Other school systems in the Richmond region are now either in the process of testing for lead or have completed testing.
In response to questions about recent testing, Richmond schools spokeswoman Kenita Bowers sent a frequently-asked-question sheet she said was passed out earlier this year.
The FAQ sheet said one water cooler at four schools — J.L. Francis Elementary, Southampton Elementary, Ginter Park Elementary and George Mason Elementary — were tested and that all samples returned levels well below 20 parts per billion. She said officials who could answer follow-up questions about the results were not available for interviews last week.
At Ginter Park and George Mason elementary schools in Richmond last summer, water fountains were shut down after preliminary reports of water testing showed high, but still legal, levels of lead.
Henrico County schools spokesman Andy Jenks said two water samples have required remediation by the school division, but neither was a water fountain.
“One was a sink faucet in a science prep room at Rolfe Middle School, and the other was a computer server room sink at Montrose Elementary School,” Jenks said in an email. “The faucet at Rolfe’s science prep room was replaced, and additional testing was performed with passing results. The sink in Montrose’s server room was removed altogether. These sinks are not typically accessed by students.”

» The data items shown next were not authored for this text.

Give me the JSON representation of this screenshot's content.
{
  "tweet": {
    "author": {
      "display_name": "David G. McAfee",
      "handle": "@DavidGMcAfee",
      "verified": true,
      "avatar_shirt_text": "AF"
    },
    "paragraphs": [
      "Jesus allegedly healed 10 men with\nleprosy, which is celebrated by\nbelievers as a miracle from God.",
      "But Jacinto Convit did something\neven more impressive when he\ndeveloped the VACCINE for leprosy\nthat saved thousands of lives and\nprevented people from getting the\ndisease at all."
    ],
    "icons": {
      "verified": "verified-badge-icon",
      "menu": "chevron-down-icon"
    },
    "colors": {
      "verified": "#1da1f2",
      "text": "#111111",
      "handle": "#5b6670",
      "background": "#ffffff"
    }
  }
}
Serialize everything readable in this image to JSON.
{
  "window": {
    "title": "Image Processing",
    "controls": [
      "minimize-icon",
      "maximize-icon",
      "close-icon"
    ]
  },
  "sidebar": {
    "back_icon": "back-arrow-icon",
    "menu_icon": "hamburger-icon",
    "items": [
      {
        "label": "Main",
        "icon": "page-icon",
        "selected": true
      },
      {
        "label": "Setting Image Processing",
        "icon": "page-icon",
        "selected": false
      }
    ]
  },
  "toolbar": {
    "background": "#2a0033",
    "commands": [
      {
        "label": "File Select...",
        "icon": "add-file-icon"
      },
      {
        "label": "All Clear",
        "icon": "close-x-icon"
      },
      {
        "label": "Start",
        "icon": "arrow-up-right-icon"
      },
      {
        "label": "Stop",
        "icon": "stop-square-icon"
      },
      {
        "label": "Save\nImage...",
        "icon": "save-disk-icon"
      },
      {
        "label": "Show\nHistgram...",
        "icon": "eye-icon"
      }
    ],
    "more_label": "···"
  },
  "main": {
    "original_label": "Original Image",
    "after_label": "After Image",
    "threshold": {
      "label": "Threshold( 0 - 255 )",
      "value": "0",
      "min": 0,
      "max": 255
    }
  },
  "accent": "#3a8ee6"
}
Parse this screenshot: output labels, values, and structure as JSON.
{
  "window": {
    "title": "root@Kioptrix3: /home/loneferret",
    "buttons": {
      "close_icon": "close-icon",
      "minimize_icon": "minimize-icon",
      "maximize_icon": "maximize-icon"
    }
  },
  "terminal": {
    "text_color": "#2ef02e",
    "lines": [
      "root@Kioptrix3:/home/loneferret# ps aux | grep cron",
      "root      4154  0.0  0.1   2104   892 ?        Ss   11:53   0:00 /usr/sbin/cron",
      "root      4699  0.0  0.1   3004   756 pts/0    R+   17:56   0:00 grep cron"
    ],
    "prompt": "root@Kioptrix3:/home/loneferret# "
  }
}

Henrico’s school system is sampling and testing potable water sources in all its schools. It is in the first year of a three-year testing plan. Schools are being tested based on their construction dates going from oldest to newest.
Hanover’s school system has not yet received results from this year’s testing.
Chesterfield school officials said they now want the recently passed law to be expanded. Instead of just samples from schools, county officials think all water sources from the schools should be tested. Testing all the sources in schools built in 1987 or prior cost Chesterfield $120,000. Testing all sources in all Chesterfield schools would increase that tab by $43,000, Smith said.
“If these issues can be found even in a few locations in Chesterfield County, then we believe it should be required to have all sources tested across the state,” says a Chesterfield letter sent home to parents.